Depuis 2010, les relations se sont à nouveau tendues, avec l’enlisement des diverses procédures en cours et le dépôt de nouvelles plaintes, comme celle, récente, visant la BNP pour avoir financé l’achat d’armes par le gouvernement hutu extrémiste en plein génocide malgré un embargo de l’ONU. Résultat, Paris n’a plus d’ambassadeur à Kigali depuis 2015.

Emmanuel Macron, dont le conseiller diplomatique, Philippe Etienne, avait déjà œuvré au rapprochement sous Nicolas Sarkozy, a marqué sa volonté d’entretenir de bonnes relations avec son homologue rwandais en le rencontrant en marge de l’assemblée générale de l’ONU en septembre. Il a aussi l’avantage de ne compter, ni dans sa formation politique, ni dans son gouvernement, d’acteur de la tragédie rwandaise, ce qui était le cas de Nicolas Sarkozy (avec Alain Juppé, ministre des affaires étrangères au moment du génocide) et de François Hollande (avec Hubert Védrine, proche du Parti socialiste, qui était alors secrétaire général de l’Elysée sous François Mitterrand).

En France, une situation complexe

Mais l’enchevêtrement des procédures judiciaires et la mise en cause de plusieurs hauts responsables militaires français dans diverses instructions – l’actuel sous-chef d’état-major « opérations » français, Grégoire de Saint-Quentin, était l’un des premiers sur les lieux du crash du 6 avril – risquent de contrarier la volonté de M. Macron de se livrer à un « aggiornamento » français sur le Rwanda.

D’autant que les relations entre l’institution militaire et le nouveau président se sont nettement dégradées depuis la démission fracassante du chef d’état-major Pierre de Villiers.
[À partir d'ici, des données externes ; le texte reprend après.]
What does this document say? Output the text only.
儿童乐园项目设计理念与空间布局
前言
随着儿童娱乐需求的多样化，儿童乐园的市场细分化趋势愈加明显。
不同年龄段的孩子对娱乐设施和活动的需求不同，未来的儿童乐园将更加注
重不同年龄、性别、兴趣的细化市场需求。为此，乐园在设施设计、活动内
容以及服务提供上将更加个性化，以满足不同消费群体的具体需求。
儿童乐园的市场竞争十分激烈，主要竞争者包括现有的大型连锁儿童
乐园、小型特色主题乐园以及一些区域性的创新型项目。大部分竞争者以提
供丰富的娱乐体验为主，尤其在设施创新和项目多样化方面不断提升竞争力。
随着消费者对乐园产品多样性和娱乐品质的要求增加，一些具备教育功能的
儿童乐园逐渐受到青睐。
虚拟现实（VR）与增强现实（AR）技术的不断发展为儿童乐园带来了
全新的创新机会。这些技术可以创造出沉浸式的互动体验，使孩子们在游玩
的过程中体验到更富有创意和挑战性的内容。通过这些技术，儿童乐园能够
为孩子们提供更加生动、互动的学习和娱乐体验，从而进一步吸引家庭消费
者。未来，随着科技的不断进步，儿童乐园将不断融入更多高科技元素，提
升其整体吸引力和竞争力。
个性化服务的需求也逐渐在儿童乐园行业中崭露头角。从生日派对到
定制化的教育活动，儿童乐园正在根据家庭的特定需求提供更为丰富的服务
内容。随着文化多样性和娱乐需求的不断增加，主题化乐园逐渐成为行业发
Son successeur, François Lecointre, a participé à la très controversée opération militaro-humanitaire Turquoise, pendant les dernières semaines du génocide au Rwanda.

Mme Mushikiwabo ne semble pas se faire beaucoup d’illusions sur la capacité d’Emmanuel Macron à s’affranchir de cet héritage : « Un président peut avoir toute la bonne volonté du monde, il se retrouve avec un passif. C’est à lui de le gérer », a-t-elle lâché à l’attention de M. Macron.